Bigger disruptions also come into play when Hirayama’s runaway niece pays an unexpected visit. The girl’s initial embarrassment of her uncle’s work soon turns to an understanding respectfulness of his lifestyle, and she even pitches in to help. This interruption is the rare positive kind, and it’ll be sad when the girl must return home. It’s only through this interaction that we get a glimpse of Hirayama’s family or the unspoken past hurt that estranged him from them.

In the end, yet another new interruption puts things into a different perspective, leaving with a gentle and hopeful message: change is OK, and sometimes necessary.

Wenders directs the tale with a light touch and gentle affection, and the slice-of-life approach to telling a simple working class story set in Tokyo made me think that this was his way of creating something in the tradition of his favorite filmmaker, Yasujirō Ozu (which I’ve sinced learned is something that he has confirmed).
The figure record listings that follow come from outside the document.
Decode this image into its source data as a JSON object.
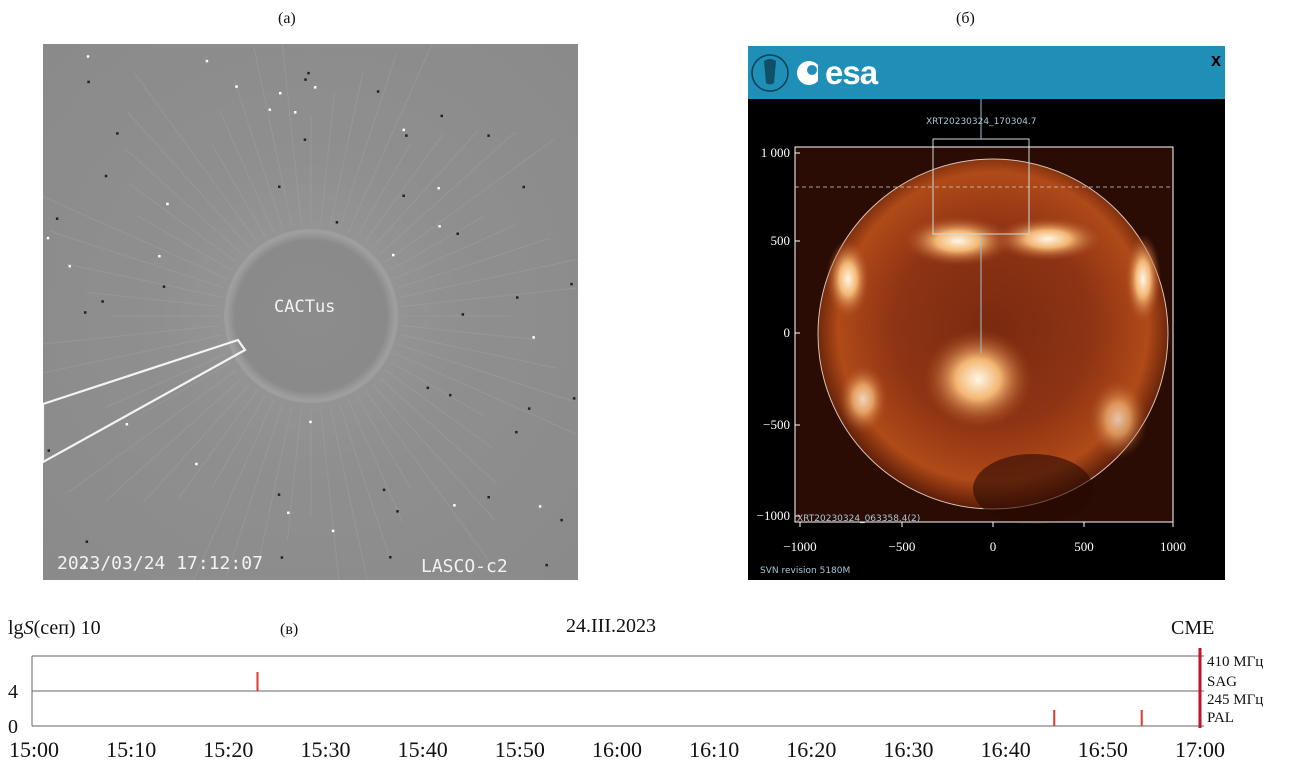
{
  "labels": {
    "a": "(а)",
    "b": "(б)",
    "c": "(в)"
  },
  "panel_a": {
    "center_text": "CACTus",
    "timestamp": "2023/03/24 17:12:07",
    "instrument": "LASCO-c2"
  },
  "panel_b": {
    "logo_text": "esa",
    "close_text": "x",
    "image_title": "XRT20230324_170304.7",
    "image_footer": "XRT20230324_063358.4(2)",
    "revision": "SVN revision 5180M",
    "y_ticks": [
      "1 000",
      "500",
      "0",
      "−500",
      "−1000"
    ],
    "x_ticks": [
      "−1000",
      "−500",
      "0",
      "500",
      "1000"
    ]
  },
  "chart_data": {
    "type": "table",
    "title": "24.III.2023",
    "ylabel_prefix": "lg",
    "ylabel_var": "S",
    "ylabel_suffix": "(сеп) 10",
    "y_ticks": [
      "4",
      "0"
    ],
    "x_ticks": [
      "15:00",
      "15:10",
      "15:20",
      "15:30",
      "15:40",
      "15:50",
      "16:00",
      "16:10",
      "16:20",
      "16:30",
      "16:40",
      "16:50",
      "17:00"
    ],
    "right_labels": [
      "410 МГц",
      "SAG",
      "245 МГц",
      "PAL"
    ],
    "event_label": "CME",
    "event_time": "17:00",
    "bursts": [
      {
        "station": "SAG",
        "time": "15:23"
      },
      {
        "station": "PAL",
        "time": "16:45"
      },
      {
        "station": "PAL",
        "time": "16:54"
      }
    ],
    "colors": {
      "burst": "#e0392b",
      "event": "#c8102e"
    }
  }
}
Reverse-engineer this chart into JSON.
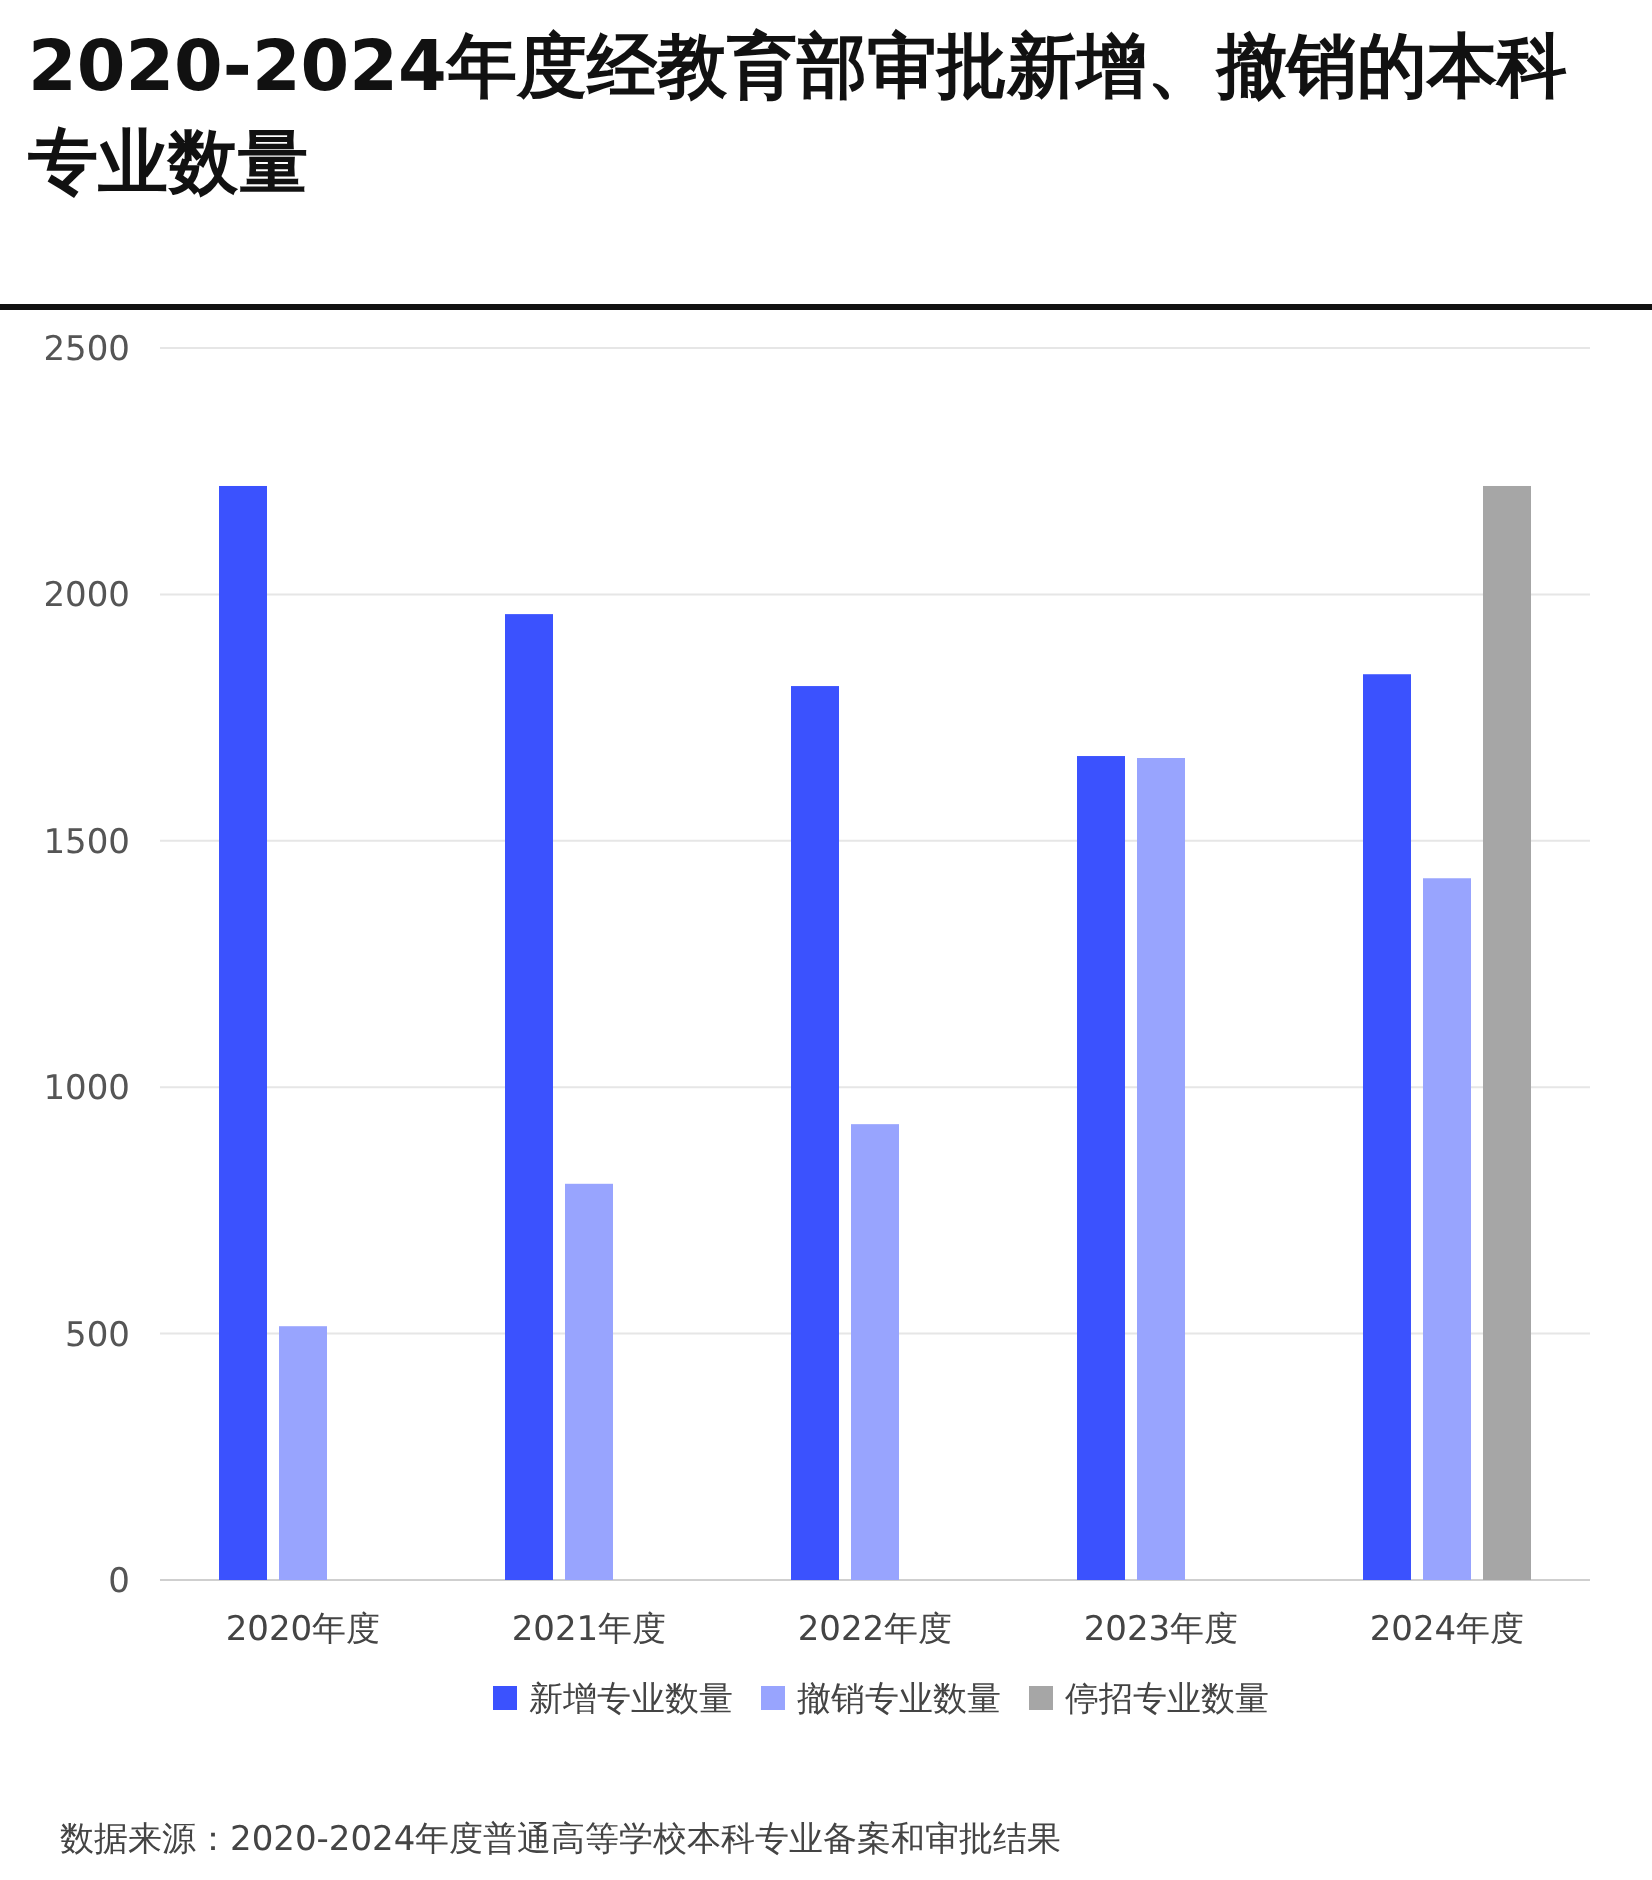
{
  "chart_data": {
    "type": "bar",
    "title": "2020-2024年度经教育部审批新增、撤销的本科专业数量",
    "categories": [
      "2020年度",
      "2021年度",
      "2022年度",
      "2023年度",
      "2024年度"
    ],
    "series": [
      {
        "name": "新增专业数量",
        "color": "#3b52fe",
        "values": [
          2220,
          1960,
          1814,
          1672,
          1838
        ]
      },
      {
        "name": "撤销专业数量",
        "color": "#98a4fe",
        "values": [
          515,
          804,
          925,
          1668,
          1424
        ]
      },
      {
        "name": "停招专业数量",
        "color": "#a6a6a6",
        "values": [
          null,
          null,
          null,
          null,
          2220
        ]
      }
    ],
    "ylim": [
      0,
      2500
    ],
    "yticks": [
      0,
      500,
      1000,
      1500,
      2000,
      2500
    ],
    "grid": "y",
    "legend": "bottom",
    "annotations": [
      "数据来源：2020-2024年度普通高等学校本科专业备案和审批结果"
    ]
  }
}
Tokyo-Ga, his 1985 travelogue in search of Ozu, adds some perspective to this.


Forty years ago, a younger Wenders set out on a pilgrimmage (while insisting it wasn’t one) to Tokyo in search of the spirit of Yasujiro Ozu. As the German director narrates in English, he has a great love for the films of Ozu. While many directors evolve, work, and create in a variety of different genres and styles, Ozu was consistent in his output, telling simple stories centered around family life in Tokyo until his death on his 60th birthday. Unlike virtually any other director, his entire catalogue, spanning decades, could be approached as a single masterwork.

Tokyo-Ga is Wenders’ document of his trip to Tokyo, hoping to still find something of the spirit of the great master there, 20 years after his death. He explores the city, comparing and contrasting the contemporary technological and cultural hub with the version that Ozu depicted. He finds a place of noisy machines, inescapable commercial business, and rampant advertising, but also one with a sense of identity: narrow alleys, quaint neighborhoods, trains – a place that still values humanity and art.

Chishū Ryū visits Ozu’s grave – Tokyo-Ga

Perhaps most relevantly to his search for Ozu, Wenders interviews two of the director’s contemporaries: actor Chishū Ryū and cameraman Yuharu Atsuta, who both share their fondness for the director and their careers with him, as well as a sense of nostalgia for what he meant to them and their careers – things were never quite the same after his passing. Ozu was a man meticulously set in this ways, preferring certain routine in his approach (such as preferring to position the camera statically at the same low angle) – one wonders of perhaps a little of this personality of Ozu made its way into Wenders’ Hirayama.

Yuharu Atsuta demonstrates Ozu’s preferred camera angle – Tokyo-Ga

The film is a little meandering, as Wenders trains his eye on interesting but questionably relevant sidetracks like a pachinko parlor, a golf driving range, a gathering of rockabillies, lots of trains, and a factory where artisans craft realistic looking wax food for restaurant displays. Cinephiles may also enjoy watching him meet up with a couple of other filmmaker friends, Werner Herzog and Chris Marker.

The editing is not organized in the “obvious” way most people would have done it, by inserting clips of Ozu films throughout to complement the relevant discussions. Whether for artistic or budgetary reasons, Wenders bookends the film with a couple of Ozu scenes but his own travelogue is kept uninterrupted. He also prefers to directly narrate his interviewees’ words rather than subtitle them, which I kind of dug as an unusual personal touch.

Now that some decades have passed, I think the film is probably of greater interest than it was in its own time, offering not only its original search for the spirit of Ozu, but a quite detailed window into the past: an outside (and non-American) perspective of Tokyo of 40 years ago.

It works particularly fittingly as a complement to Perfect Days. Here we see the beginning of Wenders documenting his journey into the work and spirit of Ozu, whereas Perfect Days is, at least for now, the culmination of it.